Serban Orescu, Neculai Constantin Munteanu, Emil Hurezeamu, trois journalistes emblématiques de Radio Free Europe Roumanie. Image : RFE/Cold Waves film d’Alexandru Solomon

Radio Free Europe, la voix de la dissidence

Dans les pays communistes, Radio Free Europe était la "voix" de l'Ouest. A la veille du vingtième anniversaire de la révolution qui a renversé Nicolae Ceausescu, les Roumains rendent hommage à celle qui était devenue la bête noire du régime.

Publié le 16 décembre 2009 à 22:34
Serban Orescu, Neculai Constantin Munteanu, Emil Hurezeamu, trois journalistes emblématiques de Radio Free Europe Roumanie. Image : RFE/Cold Waves film d’Alexandru Solomon

Je ne sais pas pour les autres, mais moi je dois ma vocation pour le journalisme à l'existence de Radio Free Europe. Car sans elle ou sans Radio France Internationale (RFI), Voice of America, BBC et la Deutsche Welle je n'aurais pas su qu'il y avait des alternatives. Ce qui se passait il y a plus de 20 ans en Roumanie tient déjà des manuels : de journalisme, d'histoire, de manipulation des masses. Mais l'écoute de Radio Free Europe nous permettait de ne pas nous isoler et de protester contre la censure. C'était notre dissidence quotidienne, à heures fixes, incarnée par les marques des postes de radio, devenus eux-mêmes des symboles de la résistance : Selena, Gloria ou VEF.
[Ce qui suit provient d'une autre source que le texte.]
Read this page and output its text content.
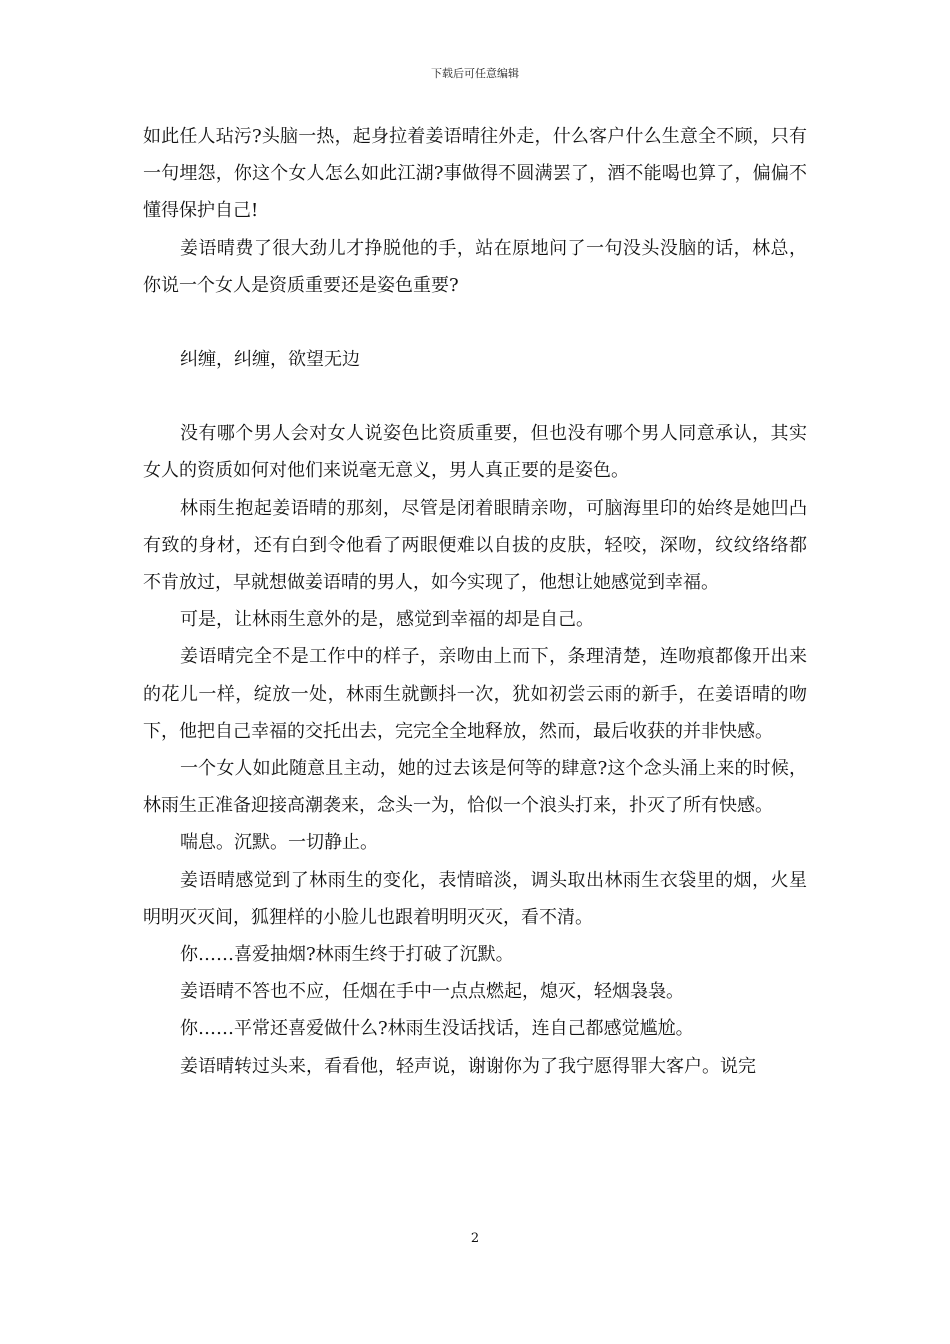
下载后可任意编辑

如此任人玷污?头脑一热，起身拉着姜语晴往外走，什么客户什么生意全不顾，只有一句埋怨，你这个女人怎么如此江湖?事做得不圆满罢了，酒不能喝也算了，偏偏不懂得保护自己!

姜语晴费了很大劲儿才挣脱他的手，站在原地问了一句没头没脑的话，林总，你说一个女人是资质重要还是姿色重要?

纠缠，纠缠，欲望无边

没有哪个男人会对女人说姿色比资质重要，但也没有哪个男人同意承认，其实女人的资质如何对他们来说毫无意义，男人真正要的是姿色。

林雨生抱起姜语晴的那刻，尽管是闭着眼睛亲吻，可脑海里印的始终是她凹凸有致的身材，还有白到令他看了两眼便难以自拔的皮肤，轻咬，深吻，纹纹络络都不肯放过，早就想做姜语晴的男人，如今实现了，他想让她感觉到幸福。

可是，让林雨生意外的是，感觉到幸福的却是自己。

姜语晴完全不是工作中的样子，亲吻由上而下，条理清楚，连吻痕都像开出来的花儿一样，绽放一处，林雨生就颤抖一次，犹如初尝云雨的新手，在姜语晴的吻下，他把自己幸福的交托出去，完完全全地释放，然而，最后收获的并非快感。

一个女人如此随意且主动，她的过去该是何等的肆意?这个念头涌上来的时候，林雨生正准备迎接高潮袭来，念头一为，恰似一个浪头打来，扑灭了所有快感。

喘息。沉默。一切静止。

姜语晴感觉到了林雨生的变化，表情暗淡，调头取出林雨生衣袋里的烟，火星明明灭灭间，狐狸样的小脸儿也跟着明明灭灭，看不清。

你……喜爱抽烟?林雨生终于打破了沉默。

姜语晴不答也不应，任烟在手中一点点燃起，熄灭，轻烟袅袅。

你……平常还喜爱做什么?林雨生没话找话，连自己都感觉尴尬。

姜语晴转过头来，看看他，轻声说，谢谢你为了我宁愿得罪大客户。说完

2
L'histoire de la Roumanie de la seconde moitié du siècle dernier ne peut être comprise sans prendre en compte le phénomène Radio Free Europe. Vous vous souvenez ? Si vous habitiez un immeuble, il était impossible de ne pas entendre les interférences qui brouillaient l'émission "L'Actualité roumaine". Si vous habitiez une maison et que vous promeniez votre chien au moment où l'émission était diffusée, il était impossible de ne pas entendre les voix familières des intervenants. Il était impossible de vivre dans les années de "l'âge d'or" de Nicolae Ceausescu et de ne pas avoir entendu parler de Radio Free Europe.

Il était une voix

Radio Free Europe (RFE) et Radio Liberty (RL) furent créées à l'initiative du Congrès américain, afin de contribuer à la chute des régimes communistes d'Europe centrale et orientale. La CIA et le Congrès prenaient en charge son financement, jusqu'en 1971, lorsque ce dernier est devenu l'unique bailleur de fonds. RFE et RL ont fusionné en 1976 pour devenir RFE/RLInc. Radio Free Europe a fourni aux auditeurs du bloc de l'Est une information objective et impartiale dont ces peuples étaient privés par la censure communiste. Les émissions destinées à la Roumanie, lancées en 1951, ont cessé en août 2008. Mais en pratique le glas a sonné avec la mort des époux Ceausescu, le 25 décembre 1989, qui a marqué la chute du communisme dans le pays. Radio Free Europe continue aujourd'hui sa mission, celle de promouvoir depuis Prague et en 28 langues les valeurs et les institutions démocratiques, mais à destination d'un autre public : une vingtaine de pays, de la mer Baltique à la mer Noire, de la Russie jusqu'en Asie centrale et au Golfe Persique.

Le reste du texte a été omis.